O aborto ilegal leva à morte milhares de mulheres no Brasil todo ano. Dados do Ministério da Saúde mostram que quatro mulheres morrem por dia no país após receber atendimento médico por complicações do aborto. Os números são de 2015 e totalizam 1.664 relatos de mortes em todo o Brasil.
“Tanto pílulas abortivas, como qualquer outro método, de nenhuma forma pode ser considerado seguro.”
Embora nenhum procedimento clínico ou farmacológico possa ser considerado 100% seguro, o aborto legal, realizado por equipes qualificadas, é considerado pela OMS um “procedimento médico de elevada segurança”. Além disso, estudos norte-americanos mostram que a taxa de mortalidade em abortos legais é extremamente baixa. Assim, a afirmação é classificada como falsa.
A mesma cartilha da OMS que trata dos métodos abortivos mais indicados para cada caso também discorre sobre a segurança do procedimento. “Quando o abortamento é realizado por pessoal devidamente treinado, em condições médicas modernas, é extremamente raro surgirem complicações e o risco de morte é insignificante”, declara o documento. “Realizado por profissionais capacitados que aplicam técnicas médicas e fármacos adequados e em condições higiênicas, o abortamento torna-se um procedimento médico de elevada segurança.”
Um estudo feito nos Estados Unidos em 2012 pelo instituto Gynuity conclui que a taxa de mortalidade no parto é 14 vezes maior do que a verificada em abortos legais. A pesquisa, que utilizou dados oficiais de 1998 a 2005, conclui que a taxa de mortalidade de mulheres foi de 8,8 a cada 100 mil partos e apenas 0,6 mortes a cada 100 mil abortos legais realizados. Os números incluem abortos realizados com diversas técnicas, e não apenas aqueles em que é empregado o misoprostol.
Os medicamentos classificados na frase acima como “pílulas abortivas” constituem o método mais seguro para realização de abortos, segundo Cristião Rosas. “Estudos internacionais mostram que o tratamento medicamentoso tem menos mortalidade do que os tratamentos cirúrgicos”, explica o obstetra. A combinação de misoprostol e mifepristone é o método mais indicado pela OMS em sua cartilha de orientação aos serviços de saúde para realização do aborto legal.

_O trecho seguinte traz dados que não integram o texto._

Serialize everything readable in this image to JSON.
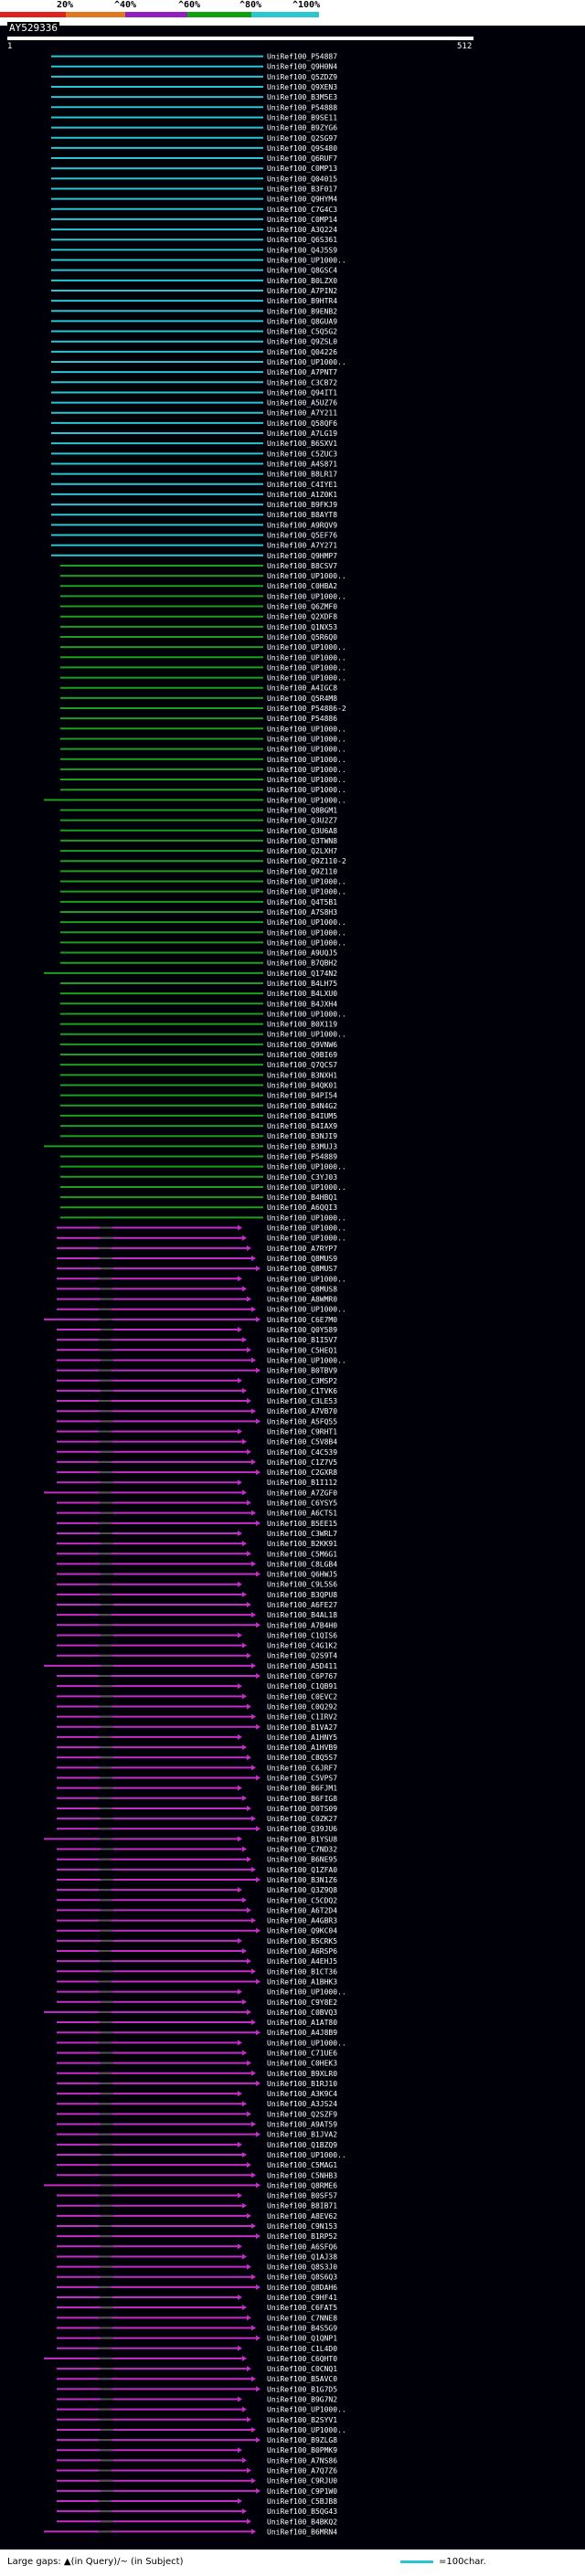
{
  "header": {
    "percent_labels": [
      "20%",
      "^40%",
      "^60%",
      "^80%",
      "^100%"
    ],
    "color_scale": [
      "#e0201c",
      "#e07820",
      "#9020c0",
      "#10a010",
      "#29c7d1"
    ],
    "query_id": "AY529336",
    "query_start": "1",
    "query_end": "512"
  },
  "colors": {
    "cyan": "#29c7d1",
    "green": "#1aa01a",
    "magenta": "#c82cc8",
    "background": "#000008",
    "gap_marker": "#505050"
  },
  "hits": [
    "UniRef100_P54887",
    "UniRef100_Q9H0N4",
    "UniRef100_Q5ZDZ9",
    "UniRef100_Q9XEN3",
    "UniRef100_B3M5E3",
    "UniRef100_P54888",
    "UniRef100_B9SE11",
    "UniRef100_B9ZYG6",
    "UniRef100_Q2SG97",
    "UniRef100_Q9S480",
    "UniRef100_Q6RUF7",
    "UniRef100_C0MP13",
    "UniRef100_Q04015",
    "UniRef100_B3F017",
    "UniRef100_Q9HYM4",
    "UniRef100_C7G4C3",
    "UniRef100_C0MP14",
    "UniRef100_A3Q224",
    "UniRef100_Q6S361",
    "UniRef100_Q4J5S9",
    "UniRef100_UP1000..",
    "UniRef100_Q8GSC4",
    "UniRef100_B0LZX0",
    "UniRef100_A7PIN2",
    "UniRef100_B9HTR4",
    "UniRef100_B9ENB2",
    "UniRef100_Q8GUA9",
    "UniRef100_C5Q5G2",
    "UniRef100_Q9ZSL0",
    "UniRef100_Q04226",
    "UniRef100_UP1000..",
    "UniRef100_A7PNT7",
    "UniRef100_C3CB72",
    "UniRef100_Q94IT1",
    "UniRef100_A5UZ76",
    "UniRef100_A7Y211",
    "UniRef100_Q58QF6",
    "UniRef100_A7LG19",
    "UniRef100_B6SXV1",
    "UniRef100_C5ZUC3",
    "UniRef100_A4S871",
    "UniRef100_B8LR17",
    "UniRef100_C4IYE1",
    "UniRef100_A1Z0K1",
    "UniRef100_B9FKJ9",
    "UniRef100_B8AYT8",
    "UniRef100_A9RQV9",
    "UniRef100_Q5EF76",
    "UniRef100_A7Y271",
    "UniRef100_Q9HMP7",
    "UniRef100_B8CSV7",
    "UniRef100_UP1000..",
    "UniRef100_C0HBA2",
    "UniRef100_UP1000..",
    "UniRef100_Q6ZMF0",
    "UniRef100_Q2XDF8",
    "UniRef100_Q1NX53",
    "UniRef100_Q5R6Q0",
    "UniRef100_UP1000..",
    "UniRef100_UP1000..",
    "UniRef100_UP1000..",
    "UniRef100_UP1000..",
    "UniRef100_A4IGC8",
    "UniRef100_Q5R4M8",
    "UniRef100_P54886-2",
    "UniRef100_P54886",
    "UniRef100_UP1000..",
    "UniRef100_UP1000..",
    "UniRef100_UP1000..",
    "UniRef100_UP1000..",
    "UniRef100_UP1000..",
    "UniRef100_UP1000..",
    "UniRef100_UP1000..",
    "UniRef100_UP1000..",
    "UniRef100_Q8BGM1",
    "UniRef100_Q3U2Z7",
    "UniRef100_Q3U6A8",
    "UniRef100_Q3TWN8",
    "UniRef100_Q2LXH7",
    "UniRef100_Q9Z110-2",
    "UniRef100_Q9Z110",
    "UniRef100_UP1000..",
    "UniRef100_UP1000..",
    "UniRef100_Q4T5B1",
    "UniRef100_A7S8H3",
    "UniRef100_UP1000..",
    "UniRef100_UP1000..",
    "UniRef100_UP1000..",
    "UniRef100_A9UQJ5",
    "UniRef100_B7QBH2",
    "UniRef100_Q174N2",
    "UniRef100_B4LH75",
    "UniRef100_B4LXU0",
    "UniRef100_B4JXH4",
    "UniRef100_UP1000..",
    "UniRef100_B0X119",
    "UniRef100_UP1000..",
    "UniRef100_Q9VNW6",
    "UniRef100_Q9BI69",
    "UniRef100_Q7QCS7",
    "UniRef100_B3NXH1",
    "UniRef100_B4QK01",
    "UniRef100_B4PI54",
    "UniRef100_B4N4G2",
    "UniRef100_B4IUM5",
    "UniRef100_B4IAX9",
    "UniRef100_B3NJI9",
    "UniRef100_B3MUJ3",
    "UniRef100_P54889",
    "UniRef100_UP1000..",
    "UniRef100_C3YJ03",
    "UniRef100_UP1000..",
    "UniRef100_B4HBQ1",
    "UniRef100_A6QQI3",
    "UniRef100_UP1000..",
    "UniRef100_UP1000..",
    "UniRef100_UP1000..",
    "UniRef100_A7RYP7",
    "UniRef100_Q8MUS9",
    "UniRef100_Q8MUS7",
    "UniRef100_UP1000..",
    "UniRef100_Q8MUS8",
    "UniRef100_A8WMR0",
    "UniRef100_UP1000..",
    "UniRef100_C6E7M0",
    "UniRef100_Q0Y589",
    "UniRef100_B1I5V7",
    "UniRef100_C5HEQ1",
    "UniRef100_UP1000..",
    "UniRef100_B0TBV9",
    "UniRef100_C3MSP2",
    "UniRef100_C1TVK6",
    "UniRef100_C3LE53",
    "UniRef100_A7VB70",
    "UniRef100_A5FQ55",
    "UniRef100_C9RHT1",
    "UniRef100_C5V8B4",
    "UniRef100_C4C539",
    "UniRef100_C1Z7V5",
    "UniRef100_C2GXR8",
    "UniRef100_B1I112",
    "UniRef100_A7ZGF0",
    "UniRef100_C6YSY5",
    "UniRef100_A6CTS1",
    "UniRef100_B5EE15",
    "UniRef100_C3WRL7",
    "UniRef100_B2KK91",
    "UniRef100_C5M6G1",
    "UniRef100_C8LGB4",
    "UniRef100_Q6HWJ5",
    "UniRef100_C9L5S6",
    "UniRef100_B3QPU8",
    "UniRef100_A6FE27",
    "UniRef100_B4AL18",
    "UniRef100_A7B4H0",
    "UniRef100_C1QIS6",
    "UniRef100_C4G1K2",
    "UniRef100_Q2S9T4",
    "UniRef100_A5D411",
    "UniRef100_C6P767",
    "UniRef100_C1QB91",
    "UniRef100_C0EVC2",
    "UniRef100_C0Q292",
    "UniRef100_C1IRV2",
    "UniRef100_B1VA27",
    "UniRef100_A1HNY5",
    "UniRef100_A1HVB9",
    "UniRef100_C8Q5S7",
    "UniRef100_C6JRF7",
    "UniRef100_C5VPS7",
    "UniRef100_B6FJM1",
    "UniRef100_B6FIG8",
    "UniRef100_D0TS09",
    "UniRef100_C0ZK27",
    "UniRef100_Q39JU6",
    "UniRef100_B1YSU8",
    "UniRef100_C7ND32",
    "UniRef100_B6NE95",
    "UniRef100_Q1ZFA0",
    "UniRef100_B3N1Z6",
    "UniRef100_Q3Z9Q8",
    "UniRef100_C5CDQ2",
    "UniRef100_A6T2D4",
    "UniRef100_A4GBR3",
    "UniRef100_Q9KC04",
    "UniRef100_B5CRK5",
    "UniRef100_A6RSP6",
    "UniRef100_A4EHJ5",
    "UniRef100_B1CT36",
    "UniRef100_A1BHK3",
    "UniRef100_UP1000..",
    "UniRef100_C9Y8E2",
    "UniRef100_C0BVQ3",
    "UniRef100_A1AT80",
    "UniRef100_A4J8B9",
    "UniRef100_UP1000..",
    "UniRef100_C71UE6",
    "UniRef100_C0HEK3",
    "UniRef100_B9XLR0",
    "UniRef100_B1RJ10",
    "UniRef100_A3K9C4",
    "UniRef100_A3JS24",
    "UniRef100_Q2SZF9",
    "UniRef100_A9AT59",
    "UniRef100_B1JVA2",
    "UniRef100_Q1BZQ9",
    "UniRef100_UP1000..",
    "UniRef100_C5MAG1",
    "UniRef100_C5NHB3",
    "UniRef100_Q8RME6",
    "UniRef100_B0SF57",
    "UniRef100_B8IB71",
    "UniRef100_A8EV62",
    "UniRef100_C9N153",
    "UniRef100_B1RP52",
    "UniRef100_A6SFQ6",
    "UniRef100_Q1AJ38",
    "UniRef100_Q8S3J0",
    "UniRef100_Q8S6Q3",
    "UniRef100_Q8DAH6",
    "UniRef100_C9HF41",
    "UniRef100_C6FAT5",
    "UniRef100_C7NNE8",
    "UniRef100_B4S5G9",
    "UniRef100_Q1QNP1",
    "UniRef100_C1L4D0",
    "UniRef100_C6QHT0",
    "UniRef100_C0CNQ1",
    "UniRef100_B5AVC0",
    "UniRef100_B1G7D5",
    "UniRef100_B9G7N2",
    "UniRef100_UP1000..",
    "UniRef100_B2SYV1",
    "UniRef100_UP1000..",
    "UniRef100_B9ZLG8",
    "UniRef100_B0PMK9",
    "UniRef100_A7NS86",
    "UniRef100_A7Q7Z6",
    "UniRef100_C9RJU0",
    "UniRef100_C9P1W0",
    "UniRef100_C5BJB8",
    "UniRef100_B5QG43",
    "UniRef100_B4BKQ2",
    "UniRef100_B6MRN4"
  ],
  "footer": {
    "large_gaps": "Large gaps: ▲(in Query)/~ (in Subject)",
    "scale_note": "=100char."
  }
}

Já o aborto inseguro e ilegal, realizado sem atenção médica, registra taxas altas de mortalidade em algumas regiões do mundo. “A taxa de mortalidade por procedimentos de abortamento inseguro é de 460 a cada 100.000 na África e de 520 a cada 100.000 na África Subsaariana, em comparação com 30 a cada 100.000 na América Latina e no Caribe e com 160 a cada 100.000 na Ásia.” As estimativas, contidas na cartilha da OMS, foram obtidas pelo estudo “Unsafe abortion: global and regional estimates of the incidence of unsafe abortion and associated mortality in 2008”, também publicado pela OMS mas apenas em inglês.